Mi ero imbattuto in una di quelle scene “minime” che rimandano alle infinite interferenze quotidiane che agiscono tra noi e quanto ci circonda, modellandoci a vicenda. Dalla breve lettura che segue ognuno trarrà stimoli diversi. C’è da pensare, c’è da interpretare, forse c’è da imparare.
La tela, appena terminata dall’instancabile ragno, era perfetta. Architettura di notevole fascino estetico, ponte sospeso tra le foglie di una rigogliosa siepe di lauro.
Prima o poi, un insetto inconsapevole, magari in cerca di una breve sosta ristoratrice dopo un volo faticoso, avrebbe sfiorato quella delicata trama o, peggio, vi si sarebbe appoggiato.
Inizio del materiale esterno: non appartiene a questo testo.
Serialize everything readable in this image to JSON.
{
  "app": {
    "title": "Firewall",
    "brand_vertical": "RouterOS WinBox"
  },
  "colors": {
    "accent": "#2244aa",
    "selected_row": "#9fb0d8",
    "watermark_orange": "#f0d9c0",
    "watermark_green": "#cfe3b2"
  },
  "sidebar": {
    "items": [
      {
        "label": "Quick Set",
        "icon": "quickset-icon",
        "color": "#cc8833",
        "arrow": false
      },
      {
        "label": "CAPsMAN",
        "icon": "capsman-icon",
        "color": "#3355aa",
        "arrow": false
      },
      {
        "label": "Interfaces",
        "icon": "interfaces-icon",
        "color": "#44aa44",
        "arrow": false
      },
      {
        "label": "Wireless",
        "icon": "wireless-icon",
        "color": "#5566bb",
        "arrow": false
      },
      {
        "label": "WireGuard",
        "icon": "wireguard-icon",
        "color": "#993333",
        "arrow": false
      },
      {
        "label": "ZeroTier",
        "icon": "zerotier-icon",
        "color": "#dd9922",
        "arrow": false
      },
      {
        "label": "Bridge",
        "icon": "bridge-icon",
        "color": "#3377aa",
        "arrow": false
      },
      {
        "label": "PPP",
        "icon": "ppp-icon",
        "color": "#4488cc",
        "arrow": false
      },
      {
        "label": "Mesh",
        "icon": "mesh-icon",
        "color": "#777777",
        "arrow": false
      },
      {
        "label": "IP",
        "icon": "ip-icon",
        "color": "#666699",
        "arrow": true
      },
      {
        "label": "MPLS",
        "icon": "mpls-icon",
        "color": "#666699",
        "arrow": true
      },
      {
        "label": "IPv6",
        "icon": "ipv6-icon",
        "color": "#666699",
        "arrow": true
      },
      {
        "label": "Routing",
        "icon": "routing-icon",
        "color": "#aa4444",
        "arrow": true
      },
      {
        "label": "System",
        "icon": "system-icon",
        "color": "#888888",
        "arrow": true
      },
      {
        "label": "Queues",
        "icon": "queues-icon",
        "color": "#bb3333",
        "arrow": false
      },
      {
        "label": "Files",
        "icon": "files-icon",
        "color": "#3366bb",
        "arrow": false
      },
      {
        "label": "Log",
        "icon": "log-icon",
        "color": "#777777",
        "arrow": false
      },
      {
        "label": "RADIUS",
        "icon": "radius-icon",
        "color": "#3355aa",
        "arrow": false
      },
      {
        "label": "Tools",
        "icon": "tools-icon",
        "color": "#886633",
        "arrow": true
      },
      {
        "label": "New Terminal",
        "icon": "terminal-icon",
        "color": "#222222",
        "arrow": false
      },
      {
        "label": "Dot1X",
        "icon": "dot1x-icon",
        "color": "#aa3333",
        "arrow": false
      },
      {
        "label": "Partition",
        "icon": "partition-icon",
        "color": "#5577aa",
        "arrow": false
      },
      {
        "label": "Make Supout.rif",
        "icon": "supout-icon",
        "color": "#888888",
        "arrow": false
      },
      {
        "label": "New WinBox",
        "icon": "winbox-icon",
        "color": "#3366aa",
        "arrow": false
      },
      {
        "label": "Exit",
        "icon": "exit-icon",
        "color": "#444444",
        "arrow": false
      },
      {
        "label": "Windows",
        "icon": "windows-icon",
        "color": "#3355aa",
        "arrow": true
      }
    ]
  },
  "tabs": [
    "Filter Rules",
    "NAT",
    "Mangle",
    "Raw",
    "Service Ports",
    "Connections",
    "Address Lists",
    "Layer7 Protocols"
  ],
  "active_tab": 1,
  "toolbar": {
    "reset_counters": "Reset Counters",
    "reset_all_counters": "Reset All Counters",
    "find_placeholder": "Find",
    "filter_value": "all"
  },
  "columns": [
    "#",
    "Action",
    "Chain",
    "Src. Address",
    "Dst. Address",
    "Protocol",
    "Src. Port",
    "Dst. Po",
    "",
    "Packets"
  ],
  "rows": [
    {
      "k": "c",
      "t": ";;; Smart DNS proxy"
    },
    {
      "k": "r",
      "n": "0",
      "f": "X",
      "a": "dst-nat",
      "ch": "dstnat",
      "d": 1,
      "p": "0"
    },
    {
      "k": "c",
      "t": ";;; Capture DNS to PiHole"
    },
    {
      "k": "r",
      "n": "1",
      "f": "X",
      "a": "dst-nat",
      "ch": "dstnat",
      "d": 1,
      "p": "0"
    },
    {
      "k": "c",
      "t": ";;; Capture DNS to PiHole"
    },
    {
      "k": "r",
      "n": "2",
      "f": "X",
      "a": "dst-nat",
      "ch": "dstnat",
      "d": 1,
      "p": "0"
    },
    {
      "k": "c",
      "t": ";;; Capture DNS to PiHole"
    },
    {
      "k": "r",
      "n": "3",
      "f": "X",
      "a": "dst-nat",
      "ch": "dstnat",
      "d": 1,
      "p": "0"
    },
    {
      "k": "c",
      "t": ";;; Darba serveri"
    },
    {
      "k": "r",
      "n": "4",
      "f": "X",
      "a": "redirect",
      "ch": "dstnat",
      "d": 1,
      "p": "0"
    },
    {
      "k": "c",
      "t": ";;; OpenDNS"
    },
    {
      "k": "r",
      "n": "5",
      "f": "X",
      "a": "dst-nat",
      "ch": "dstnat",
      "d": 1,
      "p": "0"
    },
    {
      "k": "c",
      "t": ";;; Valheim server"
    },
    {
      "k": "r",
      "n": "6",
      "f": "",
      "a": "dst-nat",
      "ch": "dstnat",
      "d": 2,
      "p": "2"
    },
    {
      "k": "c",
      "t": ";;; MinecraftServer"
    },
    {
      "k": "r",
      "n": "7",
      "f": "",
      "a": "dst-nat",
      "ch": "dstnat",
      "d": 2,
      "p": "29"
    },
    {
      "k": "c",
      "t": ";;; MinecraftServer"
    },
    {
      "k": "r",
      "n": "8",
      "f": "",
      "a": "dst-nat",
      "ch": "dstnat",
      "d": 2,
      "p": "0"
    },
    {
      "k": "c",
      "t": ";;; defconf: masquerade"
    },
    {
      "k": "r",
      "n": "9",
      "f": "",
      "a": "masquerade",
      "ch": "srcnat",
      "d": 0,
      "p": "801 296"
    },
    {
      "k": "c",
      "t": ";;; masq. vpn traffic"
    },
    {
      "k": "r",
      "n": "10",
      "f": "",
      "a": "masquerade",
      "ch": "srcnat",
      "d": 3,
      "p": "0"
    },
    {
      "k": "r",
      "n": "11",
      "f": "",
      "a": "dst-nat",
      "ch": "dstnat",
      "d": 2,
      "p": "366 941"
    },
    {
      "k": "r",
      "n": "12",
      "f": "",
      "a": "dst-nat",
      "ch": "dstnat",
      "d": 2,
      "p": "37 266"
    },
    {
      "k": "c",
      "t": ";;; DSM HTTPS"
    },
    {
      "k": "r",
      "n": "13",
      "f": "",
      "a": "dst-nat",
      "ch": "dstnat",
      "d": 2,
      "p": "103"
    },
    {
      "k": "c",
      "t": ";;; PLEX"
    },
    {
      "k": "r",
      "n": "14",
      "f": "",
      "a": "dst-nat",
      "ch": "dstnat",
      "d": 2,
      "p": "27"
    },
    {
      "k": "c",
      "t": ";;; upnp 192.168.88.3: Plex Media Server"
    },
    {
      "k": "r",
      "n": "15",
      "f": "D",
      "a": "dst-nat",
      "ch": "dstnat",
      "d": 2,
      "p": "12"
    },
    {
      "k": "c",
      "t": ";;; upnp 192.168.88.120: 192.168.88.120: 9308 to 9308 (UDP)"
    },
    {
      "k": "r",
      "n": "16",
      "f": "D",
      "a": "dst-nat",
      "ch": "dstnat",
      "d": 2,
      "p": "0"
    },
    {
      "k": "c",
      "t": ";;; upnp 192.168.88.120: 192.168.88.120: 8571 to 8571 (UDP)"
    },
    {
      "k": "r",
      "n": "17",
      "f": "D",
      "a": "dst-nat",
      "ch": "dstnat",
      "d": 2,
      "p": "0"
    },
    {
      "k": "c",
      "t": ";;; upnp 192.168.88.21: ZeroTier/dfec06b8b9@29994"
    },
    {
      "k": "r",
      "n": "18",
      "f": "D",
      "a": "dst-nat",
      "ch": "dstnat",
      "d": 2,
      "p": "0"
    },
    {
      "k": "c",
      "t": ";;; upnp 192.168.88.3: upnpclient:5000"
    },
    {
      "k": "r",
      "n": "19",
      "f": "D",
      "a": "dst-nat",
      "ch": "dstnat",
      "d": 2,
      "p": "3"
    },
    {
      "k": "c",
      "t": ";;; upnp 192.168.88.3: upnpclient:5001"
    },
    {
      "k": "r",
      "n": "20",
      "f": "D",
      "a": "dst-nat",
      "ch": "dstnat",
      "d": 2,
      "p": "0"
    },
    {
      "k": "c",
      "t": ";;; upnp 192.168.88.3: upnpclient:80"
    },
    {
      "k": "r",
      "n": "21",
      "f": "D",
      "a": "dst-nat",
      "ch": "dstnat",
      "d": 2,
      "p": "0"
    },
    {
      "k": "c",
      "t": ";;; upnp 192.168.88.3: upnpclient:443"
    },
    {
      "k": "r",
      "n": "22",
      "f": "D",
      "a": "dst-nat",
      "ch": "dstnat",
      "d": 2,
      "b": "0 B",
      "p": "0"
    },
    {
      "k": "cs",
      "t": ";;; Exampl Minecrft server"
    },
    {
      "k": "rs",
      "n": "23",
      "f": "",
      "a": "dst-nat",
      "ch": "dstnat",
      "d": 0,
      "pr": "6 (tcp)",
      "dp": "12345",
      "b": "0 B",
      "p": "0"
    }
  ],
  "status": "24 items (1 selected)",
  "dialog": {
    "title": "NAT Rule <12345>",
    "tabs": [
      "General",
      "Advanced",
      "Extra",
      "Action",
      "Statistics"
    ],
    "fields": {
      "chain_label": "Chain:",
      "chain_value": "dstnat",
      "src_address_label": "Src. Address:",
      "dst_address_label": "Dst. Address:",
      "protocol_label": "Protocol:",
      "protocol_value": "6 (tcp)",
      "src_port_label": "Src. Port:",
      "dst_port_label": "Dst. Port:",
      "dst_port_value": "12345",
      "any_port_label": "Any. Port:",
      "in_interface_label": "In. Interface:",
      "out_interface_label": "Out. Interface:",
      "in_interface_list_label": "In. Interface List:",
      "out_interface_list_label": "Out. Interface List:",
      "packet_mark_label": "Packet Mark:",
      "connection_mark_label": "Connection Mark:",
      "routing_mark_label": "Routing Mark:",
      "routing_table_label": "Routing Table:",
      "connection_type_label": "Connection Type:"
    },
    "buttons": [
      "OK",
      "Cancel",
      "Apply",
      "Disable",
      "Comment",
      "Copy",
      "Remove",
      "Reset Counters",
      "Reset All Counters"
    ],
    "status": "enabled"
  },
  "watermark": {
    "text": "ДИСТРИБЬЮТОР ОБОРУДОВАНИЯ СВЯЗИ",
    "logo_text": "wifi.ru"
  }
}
Un errore fatale.
Era davvero enorme il ragno. Attendeva paziente, acquattato sul bordo esterno del capolavoro di fili sottilissimi, quasi invisibili, che il suo pasto si materializzasse.
Non dovette aspettare troppo tempo. Una coccinella si posò sulla trappola e vi rimase incollata. Adesso era lei ad attendere che il nemico cominciasse il breve viaggio per raggiungerla. Forse era solo confusa, la capacità di operare previsioni potrebbe essere materia troppo aspra per un insetto. Sapeva, però, di non potere spiccare i consueti balzi, perché qualcosa la teneva ancorata a quel pavimento vischioso. Probabilmente aspettava e basta, un’attesa senza progetto, vuota d’immagini e di previsioni.
Aveva già mosso i primi passi, il predatore, proprio mentre con un sottile rametto, strappato a un cespuglio, sottraevo la coccinella all’intrico, lasciando il cacciatore contrariato e, per giunta, con un vistoso strappo da riparare alla sua trappola.
Si era generata, quella lacerazione, durate le operazioni di salvataggio, ma non vi era alternativa, almeno per me, oramai le zampine della coccinella facevano tutt’uno con le esili corde con cui erano entrate in contatto, non erano più separabili, si imponeva un intervento drastico per evitare che a cedere fossero i suoi piccoli arti. Meglio, dunque, portare via l’insetto e ciò che lo teneva legato, con un solo intervento.
Si sarebbero consumate nelle tante planate che ora l’attendevano, quelle pattine nuove in leggerissimo tessuto di ragnatela. Sembrava spacciata e invece se ne volava via con le zampine rinforzate.
Il mio intervento aveva cambiato il finale della storia. Un entomologo potrebbe contestarmi di avere violato un ordine naturale, in realtà nel momento in cui in quella triade era finito anche il sottoscritto occorreva tenere conto anche della sua sensibilità.
In fondo non c’erano stati “caduti”. La coccinella era contenta di essersi salvata. Al ragno, che certo non sarebbe morto di fame, rimaneva solo una fatica supplementare, quella di riparare la sua macchina da caccia. I prossimi passi li avrebbero decisi chissà quali interferenze, caso compreso.
Questa è la nostra vita, quella di ogni giorno, urti incessanti, reazioni a catena.
Certo le buone intenzioni, l’estensione della nostra sensibilità ad ambiti alieni non sempre rappresentano atteggiamenti consoni, ma salvare una coccinella rimane un gesto “umano”. Questo la Natura può tollerarlo.